University lecturer Walter doesn't strike you as a man you would ever want to spend a considerable amount of time with but, beyond his gloomy demeanour, we gradually begin to see his character shine through as a truly caring, compassionate human being.
Walter's day to day existence is dull. There is a gaping hole in his life since his wife passed, which cannot be filled with anything, or so he thinks.
He travels to New York for a business conference for his university and arrives back at his apartment late in the evening.
He soon notices that something isn't quite right. After wondering around, he hears someone in the bathroom. As he opens the door he is greeted with a scream from a woman who is bathing.
This isn't the ideal end to a tedious day for Walter, and before he knows it, the woman's boyfriend pins him up against the wall.
After a few choice words and a session of twenty questions, the matter is soon resolved. The couple, Tarek (Haaz Sleiman), a Syrian immigrant, and Zainab (Danai Jekesai Gurira) from Senegal, had been misinformed that the flat belonged to a friend of theirs, who they were renting it from. Tarek and Zainab apologise profusely for the misunderstanding.
Walter, being Walter calmly sits down with a glass of wine and waits for the couple to vacate.
Having had time to assess the situation, he catches up with the pair and says they can stay for a couple of days.
A grateful Tarek insists they will be gone as soon as possible. Days pass and the initial uncomfortable predicaments subside.
Tarek warms to Walter and even teaches him the djembe.
Walter had been attempting to play the piano like his late wife, with little success, but he is like a duck to water when he takes control of the drum. At first, he is almost embarrassed to attempt to play in front of Tarek, but Tarek's constant positive support helps Walter release his inhibitions and develop a strong connection with the instrument.
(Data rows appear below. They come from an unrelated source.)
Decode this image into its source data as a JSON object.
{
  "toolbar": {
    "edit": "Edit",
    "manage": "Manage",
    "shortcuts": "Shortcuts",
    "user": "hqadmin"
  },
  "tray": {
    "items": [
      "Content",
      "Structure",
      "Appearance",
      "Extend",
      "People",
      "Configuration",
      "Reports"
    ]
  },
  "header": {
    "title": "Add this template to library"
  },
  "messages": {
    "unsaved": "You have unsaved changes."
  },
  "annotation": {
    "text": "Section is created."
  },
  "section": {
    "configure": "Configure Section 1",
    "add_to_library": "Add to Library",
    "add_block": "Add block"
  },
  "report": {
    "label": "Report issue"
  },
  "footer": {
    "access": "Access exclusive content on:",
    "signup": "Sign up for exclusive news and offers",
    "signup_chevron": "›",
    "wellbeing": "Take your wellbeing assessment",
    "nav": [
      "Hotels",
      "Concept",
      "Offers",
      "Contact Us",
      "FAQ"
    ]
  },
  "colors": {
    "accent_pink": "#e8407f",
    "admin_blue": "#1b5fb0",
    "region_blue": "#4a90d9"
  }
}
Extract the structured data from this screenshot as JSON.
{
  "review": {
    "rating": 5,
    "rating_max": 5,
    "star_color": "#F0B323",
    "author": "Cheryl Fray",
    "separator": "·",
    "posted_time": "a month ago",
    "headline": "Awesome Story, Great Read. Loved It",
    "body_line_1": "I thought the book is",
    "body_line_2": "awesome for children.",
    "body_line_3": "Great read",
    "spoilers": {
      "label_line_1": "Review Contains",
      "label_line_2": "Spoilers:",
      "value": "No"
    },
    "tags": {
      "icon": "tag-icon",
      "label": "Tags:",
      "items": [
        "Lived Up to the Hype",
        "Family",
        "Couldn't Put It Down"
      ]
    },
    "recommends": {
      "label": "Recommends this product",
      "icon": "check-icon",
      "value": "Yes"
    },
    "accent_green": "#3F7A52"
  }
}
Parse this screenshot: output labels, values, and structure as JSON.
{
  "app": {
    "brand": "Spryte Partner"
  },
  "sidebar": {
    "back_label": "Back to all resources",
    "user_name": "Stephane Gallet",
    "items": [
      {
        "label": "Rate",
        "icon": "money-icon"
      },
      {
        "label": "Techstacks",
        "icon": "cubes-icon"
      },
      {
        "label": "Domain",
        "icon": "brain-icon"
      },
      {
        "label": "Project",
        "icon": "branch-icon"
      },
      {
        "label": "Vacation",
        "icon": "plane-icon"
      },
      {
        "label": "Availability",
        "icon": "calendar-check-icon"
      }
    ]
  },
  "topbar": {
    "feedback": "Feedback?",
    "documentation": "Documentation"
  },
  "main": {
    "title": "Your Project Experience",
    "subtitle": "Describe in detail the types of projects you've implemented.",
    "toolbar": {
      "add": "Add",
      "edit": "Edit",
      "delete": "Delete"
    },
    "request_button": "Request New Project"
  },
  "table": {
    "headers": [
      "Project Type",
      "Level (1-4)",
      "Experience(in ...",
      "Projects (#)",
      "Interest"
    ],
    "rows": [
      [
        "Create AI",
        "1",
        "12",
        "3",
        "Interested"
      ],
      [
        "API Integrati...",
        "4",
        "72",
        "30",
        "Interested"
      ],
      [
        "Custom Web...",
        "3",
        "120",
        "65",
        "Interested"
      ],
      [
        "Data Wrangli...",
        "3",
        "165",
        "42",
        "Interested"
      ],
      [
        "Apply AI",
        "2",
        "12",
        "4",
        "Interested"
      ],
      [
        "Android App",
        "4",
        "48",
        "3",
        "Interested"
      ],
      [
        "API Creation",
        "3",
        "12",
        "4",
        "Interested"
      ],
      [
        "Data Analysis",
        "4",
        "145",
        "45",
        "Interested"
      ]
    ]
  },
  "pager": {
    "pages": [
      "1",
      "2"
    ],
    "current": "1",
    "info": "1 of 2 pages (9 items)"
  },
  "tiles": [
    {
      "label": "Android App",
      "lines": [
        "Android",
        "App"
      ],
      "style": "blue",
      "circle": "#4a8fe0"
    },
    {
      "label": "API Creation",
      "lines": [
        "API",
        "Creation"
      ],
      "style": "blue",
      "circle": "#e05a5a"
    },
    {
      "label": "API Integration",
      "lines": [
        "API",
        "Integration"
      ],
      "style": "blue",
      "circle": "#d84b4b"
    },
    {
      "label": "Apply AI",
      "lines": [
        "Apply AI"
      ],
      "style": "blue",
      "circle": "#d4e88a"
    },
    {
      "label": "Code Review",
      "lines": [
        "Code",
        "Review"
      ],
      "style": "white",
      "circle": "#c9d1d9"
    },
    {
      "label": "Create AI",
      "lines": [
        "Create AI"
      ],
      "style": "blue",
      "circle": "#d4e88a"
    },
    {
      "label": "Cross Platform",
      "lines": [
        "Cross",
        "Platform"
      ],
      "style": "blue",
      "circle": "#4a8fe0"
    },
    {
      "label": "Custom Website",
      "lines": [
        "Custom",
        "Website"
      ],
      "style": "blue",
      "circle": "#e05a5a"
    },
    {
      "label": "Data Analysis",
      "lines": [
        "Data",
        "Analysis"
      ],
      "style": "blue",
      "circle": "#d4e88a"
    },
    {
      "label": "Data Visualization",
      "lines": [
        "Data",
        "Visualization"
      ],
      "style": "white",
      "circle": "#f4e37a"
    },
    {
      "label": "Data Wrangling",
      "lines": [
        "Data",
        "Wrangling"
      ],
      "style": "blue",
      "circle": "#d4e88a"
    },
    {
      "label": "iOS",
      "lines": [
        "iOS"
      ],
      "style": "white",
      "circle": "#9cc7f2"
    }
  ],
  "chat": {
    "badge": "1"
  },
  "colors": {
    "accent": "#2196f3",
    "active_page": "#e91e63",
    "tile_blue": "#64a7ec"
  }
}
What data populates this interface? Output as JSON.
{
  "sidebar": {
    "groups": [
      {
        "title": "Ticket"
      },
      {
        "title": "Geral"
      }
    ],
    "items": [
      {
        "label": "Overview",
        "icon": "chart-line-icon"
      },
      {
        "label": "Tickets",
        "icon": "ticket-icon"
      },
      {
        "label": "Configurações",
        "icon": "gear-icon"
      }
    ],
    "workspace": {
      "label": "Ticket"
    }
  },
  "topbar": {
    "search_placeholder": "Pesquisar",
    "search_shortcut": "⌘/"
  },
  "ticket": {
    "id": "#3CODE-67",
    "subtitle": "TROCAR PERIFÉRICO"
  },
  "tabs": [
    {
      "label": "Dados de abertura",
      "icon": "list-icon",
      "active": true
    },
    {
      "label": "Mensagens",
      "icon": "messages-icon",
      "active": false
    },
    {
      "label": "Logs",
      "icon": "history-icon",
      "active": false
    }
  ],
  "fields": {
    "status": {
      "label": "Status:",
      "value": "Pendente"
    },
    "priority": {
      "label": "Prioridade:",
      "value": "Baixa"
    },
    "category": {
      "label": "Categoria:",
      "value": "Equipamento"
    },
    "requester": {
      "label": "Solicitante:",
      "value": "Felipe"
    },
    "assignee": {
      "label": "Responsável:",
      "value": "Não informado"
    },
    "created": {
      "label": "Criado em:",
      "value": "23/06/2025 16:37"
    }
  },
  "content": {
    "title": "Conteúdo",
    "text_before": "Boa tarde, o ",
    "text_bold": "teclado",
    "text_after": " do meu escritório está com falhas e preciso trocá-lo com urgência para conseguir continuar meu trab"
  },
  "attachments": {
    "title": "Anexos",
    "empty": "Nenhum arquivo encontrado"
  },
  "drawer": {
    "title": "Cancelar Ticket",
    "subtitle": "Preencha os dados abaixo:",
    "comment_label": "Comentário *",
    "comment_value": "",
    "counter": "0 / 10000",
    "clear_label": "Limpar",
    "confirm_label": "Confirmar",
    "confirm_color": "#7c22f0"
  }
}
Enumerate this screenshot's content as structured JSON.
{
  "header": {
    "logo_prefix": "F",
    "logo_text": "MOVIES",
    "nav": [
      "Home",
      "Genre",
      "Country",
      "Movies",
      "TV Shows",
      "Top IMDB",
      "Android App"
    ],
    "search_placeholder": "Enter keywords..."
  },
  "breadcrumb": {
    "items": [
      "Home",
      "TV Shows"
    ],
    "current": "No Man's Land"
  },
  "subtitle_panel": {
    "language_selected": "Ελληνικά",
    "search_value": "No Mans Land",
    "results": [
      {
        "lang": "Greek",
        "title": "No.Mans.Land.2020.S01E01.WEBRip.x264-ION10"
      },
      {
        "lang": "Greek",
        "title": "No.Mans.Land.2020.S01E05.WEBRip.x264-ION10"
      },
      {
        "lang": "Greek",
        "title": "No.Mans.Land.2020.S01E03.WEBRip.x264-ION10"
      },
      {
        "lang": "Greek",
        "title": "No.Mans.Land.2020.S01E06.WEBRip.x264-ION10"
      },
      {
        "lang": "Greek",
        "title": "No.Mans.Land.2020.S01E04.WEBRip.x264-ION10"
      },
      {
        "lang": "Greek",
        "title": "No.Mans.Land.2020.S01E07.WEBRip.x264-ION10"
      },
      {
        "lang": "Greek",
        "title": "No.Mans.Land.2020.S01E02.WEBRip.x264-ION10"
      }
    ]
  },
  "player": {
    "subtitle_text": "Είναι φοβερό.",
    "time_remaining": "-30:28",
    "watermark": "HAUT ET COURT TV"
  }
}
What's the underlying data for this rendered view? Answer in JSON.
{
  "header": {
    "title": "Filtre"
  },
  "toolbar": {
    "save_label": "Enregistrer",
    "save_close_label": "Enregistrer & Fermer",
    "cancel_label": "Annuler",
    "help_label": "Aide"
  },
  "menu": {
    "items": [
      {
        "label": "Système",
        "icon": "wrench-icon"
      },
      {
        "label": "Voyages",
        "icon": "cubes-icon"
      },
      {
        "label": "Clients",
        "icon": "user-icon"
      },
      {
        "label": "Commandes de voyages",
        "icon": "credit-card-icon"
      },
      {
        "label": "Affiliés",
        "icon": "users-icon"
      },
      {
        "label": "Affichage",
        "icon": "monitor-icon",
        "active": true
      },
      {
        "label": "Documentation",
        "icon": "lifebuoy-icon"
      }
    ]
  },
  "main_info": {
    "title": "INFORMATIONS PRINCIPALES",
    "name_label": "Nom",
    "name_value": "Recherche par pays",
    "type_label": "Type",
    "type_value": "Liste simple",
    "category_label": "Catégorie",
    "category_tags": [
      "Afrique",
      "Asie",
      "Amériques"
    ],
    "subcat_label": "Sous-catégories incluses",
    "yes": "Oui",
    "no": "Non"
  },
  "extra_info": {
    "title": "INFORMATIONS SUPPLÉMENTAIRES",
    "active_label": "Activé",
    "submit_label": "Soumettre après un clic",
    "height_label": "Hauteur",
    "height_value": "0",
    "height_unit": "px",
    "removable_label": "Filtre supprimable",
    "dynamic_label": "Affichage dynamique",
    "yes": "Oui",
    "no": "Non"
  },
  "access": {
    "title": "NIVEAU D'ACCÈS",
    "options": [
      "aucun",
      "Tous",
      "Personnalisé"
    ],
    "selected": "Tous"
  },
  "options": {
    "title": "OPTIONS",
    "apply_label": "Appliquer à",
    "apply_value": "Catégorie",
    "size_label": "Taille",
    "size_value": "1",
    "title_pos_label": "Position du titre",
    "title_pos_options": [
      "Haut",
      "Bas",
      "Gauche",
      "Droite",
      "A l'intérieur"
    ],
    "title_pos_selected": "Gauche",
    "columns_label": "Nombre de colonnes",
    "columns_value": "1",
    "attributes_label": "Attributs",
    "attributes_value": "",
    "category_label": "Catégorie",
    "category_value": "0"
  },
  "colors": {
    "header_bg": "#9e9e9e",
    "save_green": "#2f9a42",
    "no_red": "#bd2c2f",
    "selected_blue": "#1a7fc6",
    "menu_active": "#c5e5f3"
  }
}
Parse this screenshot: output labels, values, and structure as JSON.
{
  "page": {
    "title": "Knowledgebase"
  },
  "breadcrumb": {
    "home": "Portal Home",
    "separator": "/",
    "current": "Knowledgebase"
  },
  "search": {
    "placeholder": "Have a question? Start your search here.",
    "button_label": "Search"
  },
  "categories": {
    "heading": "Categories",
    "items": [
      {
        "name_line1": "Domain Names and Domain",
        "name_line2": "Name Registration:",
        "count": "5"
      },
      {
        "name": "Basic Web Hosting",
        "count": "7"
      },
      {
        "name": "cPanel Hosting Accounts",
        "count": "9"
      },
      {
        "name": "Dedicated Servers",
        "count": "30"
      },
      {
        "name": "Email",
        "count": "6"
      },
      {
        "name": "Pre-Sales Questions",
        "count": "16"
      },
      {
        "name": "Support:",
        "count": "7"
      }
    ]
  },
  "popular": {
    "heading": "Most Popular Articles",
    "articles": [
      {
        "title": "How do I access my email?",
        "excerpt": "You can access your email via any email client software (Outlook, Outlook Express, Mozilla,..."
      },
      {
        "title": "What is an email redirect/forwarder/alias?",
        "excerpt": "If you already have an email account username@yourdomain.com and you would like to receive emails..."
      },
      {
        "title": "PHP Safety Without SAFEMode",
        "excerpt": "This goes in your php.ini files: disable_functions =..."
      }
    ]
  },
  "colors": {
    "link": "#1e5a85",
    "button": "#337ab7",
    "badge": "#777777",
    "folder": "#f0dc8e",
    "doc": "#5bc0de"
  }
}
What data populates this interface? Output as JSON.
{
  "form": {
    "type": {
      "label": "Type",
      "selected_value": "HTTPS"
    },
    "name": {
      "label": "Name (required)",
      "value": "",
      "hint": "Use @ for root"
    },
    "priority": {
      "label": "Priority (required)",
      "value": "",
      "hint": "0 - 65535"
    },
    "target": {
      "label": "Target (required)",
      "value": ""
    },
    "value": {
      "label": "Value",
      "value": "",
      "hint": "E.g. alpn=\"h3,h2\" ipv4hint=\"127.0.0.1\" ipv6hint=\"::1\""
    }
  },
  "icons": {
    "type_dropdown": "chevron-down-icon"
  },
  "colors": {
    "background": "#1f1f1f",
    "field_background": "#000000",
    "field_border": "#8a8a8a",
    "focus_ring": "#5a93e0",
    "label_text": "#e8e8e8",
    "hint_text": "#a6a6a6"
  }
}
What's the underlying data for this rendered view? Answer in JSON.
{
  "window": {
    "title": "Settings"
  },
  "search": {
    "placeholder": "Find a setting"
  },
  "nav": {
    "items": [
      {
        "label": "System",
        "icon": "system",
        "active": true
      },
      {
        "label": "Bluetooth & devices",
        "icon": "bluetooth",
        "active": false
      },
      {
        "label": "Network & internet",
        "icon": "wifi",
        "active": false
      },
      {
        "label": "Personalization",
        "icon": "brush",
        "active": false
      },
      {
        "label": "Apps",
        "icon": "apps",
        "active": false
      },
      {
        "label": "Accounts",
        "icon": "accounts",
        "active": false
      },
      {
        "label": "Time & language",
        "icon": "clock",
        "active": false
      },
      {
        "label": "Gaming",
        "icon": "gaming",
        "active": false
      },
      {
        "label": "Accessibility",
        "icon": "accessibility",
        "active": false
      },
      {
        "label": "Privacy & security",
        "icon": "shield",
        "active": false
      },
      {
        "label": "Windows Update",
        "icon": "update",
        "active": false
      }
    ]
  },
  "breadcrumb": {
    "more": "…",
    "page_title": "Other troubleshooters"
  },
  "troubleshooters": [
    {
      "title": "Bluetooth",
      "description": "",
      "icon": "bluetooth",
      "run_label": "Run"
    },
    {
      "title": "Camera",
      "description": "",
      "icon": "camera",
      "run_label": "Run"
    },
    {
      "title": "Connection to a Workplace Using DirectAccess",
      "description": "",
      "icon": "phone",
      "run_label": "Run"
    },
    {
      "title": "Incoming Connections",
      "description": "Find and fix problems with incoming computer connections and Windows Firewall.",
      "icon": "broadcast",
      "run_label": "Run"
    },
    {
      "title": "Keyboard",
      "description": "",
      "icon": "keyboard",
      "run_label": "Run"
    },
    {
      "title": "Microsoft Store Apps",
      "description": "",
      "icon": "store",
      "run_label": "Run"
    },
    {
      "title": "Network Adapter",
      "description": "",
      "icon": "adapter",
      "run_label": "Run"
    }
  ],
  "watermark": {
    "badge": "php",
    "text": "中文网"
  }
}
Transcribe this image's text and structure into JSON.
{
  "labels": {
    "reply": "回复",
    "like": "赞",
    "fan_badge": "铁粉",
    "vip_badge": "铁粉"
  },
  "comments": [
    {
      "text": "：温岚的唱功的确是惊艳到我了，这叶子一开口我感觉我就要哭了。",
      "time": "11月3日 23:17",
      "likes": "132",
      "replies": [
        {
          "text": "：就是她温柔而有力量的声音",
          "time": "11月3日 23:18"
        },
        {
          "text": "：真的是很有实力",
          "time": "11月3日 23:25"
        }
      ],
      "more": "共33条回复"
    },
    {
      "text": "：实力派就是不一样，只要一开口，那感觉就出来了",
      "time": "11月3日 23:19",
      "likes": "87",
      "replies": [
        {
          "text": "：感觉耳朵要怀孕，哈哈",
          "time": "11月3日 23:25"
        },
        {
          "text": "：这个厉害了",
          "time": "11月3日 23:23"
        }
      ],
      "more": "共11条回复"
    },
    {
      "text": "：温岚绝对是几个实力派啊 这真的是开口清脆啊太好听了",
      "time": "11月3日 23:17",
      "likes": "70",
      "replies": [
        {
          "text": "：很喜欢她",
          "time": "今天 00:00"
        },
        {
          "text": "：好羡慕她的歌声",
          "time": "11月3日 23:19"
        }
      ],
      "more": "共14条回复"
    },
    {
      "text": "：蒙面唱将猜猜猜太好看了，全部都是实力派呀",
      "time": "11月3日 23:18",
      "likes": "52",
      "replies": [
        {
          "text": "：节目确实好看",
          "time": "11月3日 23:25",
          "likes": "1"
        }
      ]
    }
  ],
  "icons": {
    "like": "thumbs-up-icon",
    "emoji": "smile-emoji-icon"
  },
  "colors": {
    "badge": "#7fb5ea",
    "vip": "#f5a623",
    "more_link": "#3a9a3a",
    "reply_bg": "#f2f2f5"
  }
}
After an afternoon slapping the goatskin in Central Park, they head to the subway where the police stop Tarek. He's arrested with no reason given, leaving Walter to relay the news to Zainab.
When Walter tells her, she breaks down and informs Walter that Tarek is an illegal immigrant.
After the police discover Tarek does not have any legal documents, he is transferred to an immigrant detention centre in Queens.
Walter is devastated as his bond with Tarek was strong. He feels obliged to help him in his legal battle. Walter shuns his job and opts to stay in New York to support Tarek.
Tarek's concerned mother Mouna (Hiam Abbass) flies into town to see why her son hasn't been in touch. Walter makes a lasting impression on her, and continues to help Mouna after she decides to stick it out in New York to help free her son.
The subtlety in the approach to the comedic angle helps the film steer away from a potentially heavy narrative. Walter shows that you can't judge a book by a cover, as he's a kind-hearted soul whose generosity surpasses anything anyone could ever expect of a recent acquaintance.
The film is defined by the flawless cast who may be far from household names, but with performances like this, it will surely only be a matter of time.
This may only be McCarthy's second feature film as a director, but he has proven he is more than capable of producing well-written, touching journeys of discovery.